Special precautions for disposal: A ready-to-use solution is prepared by injecting 10 mL of physiological sodium chloride (0.9%) solution for injection into the vial containing the powder. The appearance of the product after reconstitution is a clear yellowish solution. This solution may be administered directly or may be administered after mixing it with 100 mL physiological sodium chloride (0.9%) solution for injection or glucose (5%) solution for injection. Glass or plastic containers should be used for dilution.

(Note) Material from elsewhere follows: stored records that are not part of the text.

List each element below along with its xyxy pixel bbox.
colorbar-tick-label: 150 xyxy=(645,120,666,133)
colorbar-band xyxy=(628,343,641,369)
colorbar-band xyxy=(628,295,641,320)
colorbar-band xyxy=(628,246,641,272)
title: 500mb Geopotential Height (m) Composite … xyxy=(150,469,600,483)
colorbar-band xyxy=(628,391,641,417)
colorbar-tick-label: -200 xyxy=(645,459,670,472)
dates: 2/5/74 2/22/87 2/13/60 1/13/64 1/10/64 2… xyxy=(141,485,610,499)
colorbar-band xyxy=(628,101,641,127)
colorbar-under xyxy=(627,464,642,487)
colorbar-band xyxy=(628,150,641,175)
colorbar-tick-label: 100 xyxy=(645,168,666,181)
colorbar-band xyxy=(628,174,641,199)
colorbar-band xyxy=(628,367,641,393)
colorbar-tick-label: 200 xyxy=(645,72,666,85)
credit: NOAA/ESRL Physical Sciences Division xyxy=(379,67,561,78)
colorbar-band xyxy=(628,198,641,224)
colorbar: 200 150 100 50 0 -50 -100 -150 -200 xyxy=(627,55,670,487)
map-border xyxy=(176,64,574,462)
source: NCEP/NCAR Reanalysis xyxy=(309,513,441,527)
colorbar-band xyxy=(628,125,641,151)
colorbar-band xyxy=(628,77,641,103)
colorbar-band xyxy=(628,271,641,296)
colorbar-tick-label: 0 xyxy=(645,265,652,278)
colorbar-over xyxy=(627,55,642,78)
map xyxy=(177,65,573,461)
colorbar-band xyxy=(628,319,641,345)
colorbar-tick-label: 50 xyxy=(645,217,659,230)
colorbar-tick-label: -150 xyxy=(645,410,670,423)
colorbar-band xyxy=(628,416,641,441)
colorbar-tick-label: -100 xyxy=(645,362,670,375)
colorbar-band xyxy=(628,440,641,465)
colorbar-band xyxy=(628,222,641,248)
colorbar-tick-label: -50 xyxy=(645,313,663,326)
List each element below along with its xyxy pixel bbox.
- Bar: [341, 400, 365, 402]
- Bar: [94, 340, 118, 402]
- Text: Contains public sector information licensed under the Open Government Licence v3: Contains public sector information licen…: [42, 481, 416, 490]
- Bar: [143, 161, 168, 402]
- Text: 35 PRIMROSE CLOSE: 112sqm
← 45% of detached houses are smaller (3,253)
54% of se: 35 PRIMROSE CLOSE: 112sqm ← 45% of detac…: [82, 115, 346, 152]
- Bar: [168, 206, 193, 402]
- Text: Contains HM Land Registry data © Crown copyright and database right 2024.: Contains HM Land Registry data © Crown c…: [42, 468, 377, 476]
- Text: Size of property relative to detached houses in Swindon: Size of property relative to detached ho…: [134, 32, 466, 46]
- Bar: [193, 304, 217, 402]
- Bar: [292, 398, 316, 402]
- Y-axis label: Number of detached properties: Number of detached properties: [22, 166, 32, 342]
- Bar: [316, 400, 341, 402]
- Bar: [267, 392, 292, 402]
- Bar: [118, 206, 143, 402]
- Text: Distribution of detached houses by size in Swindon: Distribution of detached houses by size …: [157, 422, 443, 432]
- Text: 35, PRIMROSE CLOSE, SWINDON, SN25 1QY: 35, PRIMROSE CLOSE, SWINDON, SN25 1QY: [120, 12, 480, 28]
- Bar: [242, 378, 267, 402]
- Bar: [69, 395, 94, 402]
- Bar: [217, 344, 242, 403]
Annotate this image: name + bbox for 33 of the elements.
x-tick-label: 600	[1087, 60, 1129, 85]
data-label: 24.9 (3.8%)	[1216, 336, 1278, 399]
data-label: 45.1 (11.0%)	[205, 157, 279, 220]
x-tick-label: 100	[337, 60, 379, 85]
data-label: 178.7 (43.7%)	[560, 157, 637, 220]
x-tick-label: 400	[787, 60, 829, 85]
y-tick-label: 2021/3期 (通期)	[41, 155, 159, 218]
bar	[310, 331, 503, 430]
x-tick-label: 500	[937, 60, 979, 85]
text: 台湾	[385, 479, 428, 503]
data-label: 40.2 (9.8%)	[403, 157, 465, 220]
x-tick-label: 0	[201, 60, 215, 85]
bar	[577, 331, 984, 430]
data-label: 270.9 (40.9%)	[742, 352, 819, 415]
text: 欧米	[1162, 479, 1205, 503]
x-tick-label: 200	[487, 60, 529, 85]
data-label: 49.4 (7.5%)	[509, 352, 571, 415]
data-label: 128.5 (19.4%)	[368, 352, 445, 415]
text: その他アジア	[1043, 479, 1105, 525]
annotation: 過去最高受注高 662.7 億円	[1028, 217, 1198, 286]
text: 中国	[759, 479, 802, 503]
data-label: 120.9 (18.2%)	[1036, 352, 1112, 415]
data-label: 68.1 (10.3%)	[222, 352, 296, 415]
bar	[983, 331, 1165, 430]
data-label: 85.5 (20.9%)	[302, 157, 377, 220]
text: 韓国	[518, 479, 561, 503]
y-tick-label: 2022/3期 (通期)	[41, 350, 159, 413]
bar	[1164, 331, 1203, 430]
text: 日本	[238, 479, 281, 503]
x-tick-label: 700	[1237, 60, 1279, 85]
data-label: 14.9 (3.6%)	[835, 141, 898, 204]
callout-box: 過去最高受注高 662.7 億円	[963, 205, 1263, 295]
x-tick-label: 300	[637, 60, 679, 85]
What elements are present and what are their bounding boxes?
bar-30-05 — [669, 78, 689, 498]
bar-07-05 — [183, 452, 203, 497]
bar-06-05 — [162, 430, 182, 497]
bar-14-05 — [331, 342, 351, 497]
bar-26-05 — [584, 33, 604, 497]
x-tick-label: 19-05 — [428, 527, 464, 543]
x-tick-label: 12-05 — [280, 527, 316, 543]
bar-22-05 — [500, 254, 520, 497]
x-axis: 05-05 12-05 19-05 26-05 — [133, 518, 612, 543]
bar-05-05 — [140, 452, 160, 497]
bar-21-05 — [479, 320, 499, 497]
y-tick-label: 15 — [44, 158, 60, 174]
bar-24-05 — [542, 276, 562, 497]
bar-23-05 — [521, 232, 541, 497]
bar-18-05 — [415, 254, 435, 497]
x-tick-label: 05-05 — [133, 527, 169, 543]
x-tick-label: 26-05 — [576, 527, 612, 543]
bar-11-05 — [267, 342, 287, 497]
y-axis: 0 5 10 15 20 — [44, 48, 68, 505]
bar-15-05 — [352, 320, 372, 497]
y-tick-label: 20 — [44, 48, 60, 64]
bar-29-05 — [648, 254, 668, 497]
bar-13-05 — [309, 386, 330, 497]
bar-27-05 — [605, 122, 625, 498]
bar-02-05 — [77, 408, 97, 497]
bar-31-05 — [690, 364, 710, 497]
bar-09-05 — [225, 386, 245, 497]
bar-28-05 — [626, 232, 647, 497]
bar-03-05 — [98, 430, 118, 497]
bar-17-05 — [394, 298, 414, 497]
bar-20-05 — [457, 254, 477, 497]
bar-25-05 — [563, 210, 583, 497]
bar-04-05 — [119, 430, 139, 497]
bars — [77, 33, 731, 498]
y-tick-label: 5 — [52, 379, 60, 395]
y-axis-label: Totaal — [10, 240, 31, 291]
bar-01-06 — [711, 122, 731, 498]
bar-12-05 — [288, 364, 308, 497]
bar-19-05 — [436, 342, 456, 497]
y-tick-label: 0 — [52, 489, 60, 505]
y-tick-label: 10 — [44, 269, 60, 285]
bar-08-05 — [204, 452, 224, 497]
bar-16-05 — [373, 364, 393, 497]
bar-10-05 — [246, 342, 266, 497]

After reconstitution, or reconstitution and dilution, chemical and physical in use stability has been demonstrated for 12 hours at 25 °C. From a microbiological point of view, the product should be used immediately. Pantoprazole should not be prepared or mixed with solvents other than those stated.
The medicinal product should be administered intravenously over 2 to 15 minutes.
The contents of the vial is for single use only. Any product that has remained in the container or whose visual appearance has changed (e.g., if cloudiness or precipitation is observed) should be disposed in accordance with local requirements.
Incompatibility: PantoVal i.v. must not be mixed with other medicinal products except those mentioned in previous text.
A02BC02 - pantoprazole ; Belongs to the class of proton pump inhibitors. Used in the treatment of peptic ulcer and gastro-oesophageal reflux disease (GERD).
Powd for inj (white to off-white) (vial) 40 mg x 1's.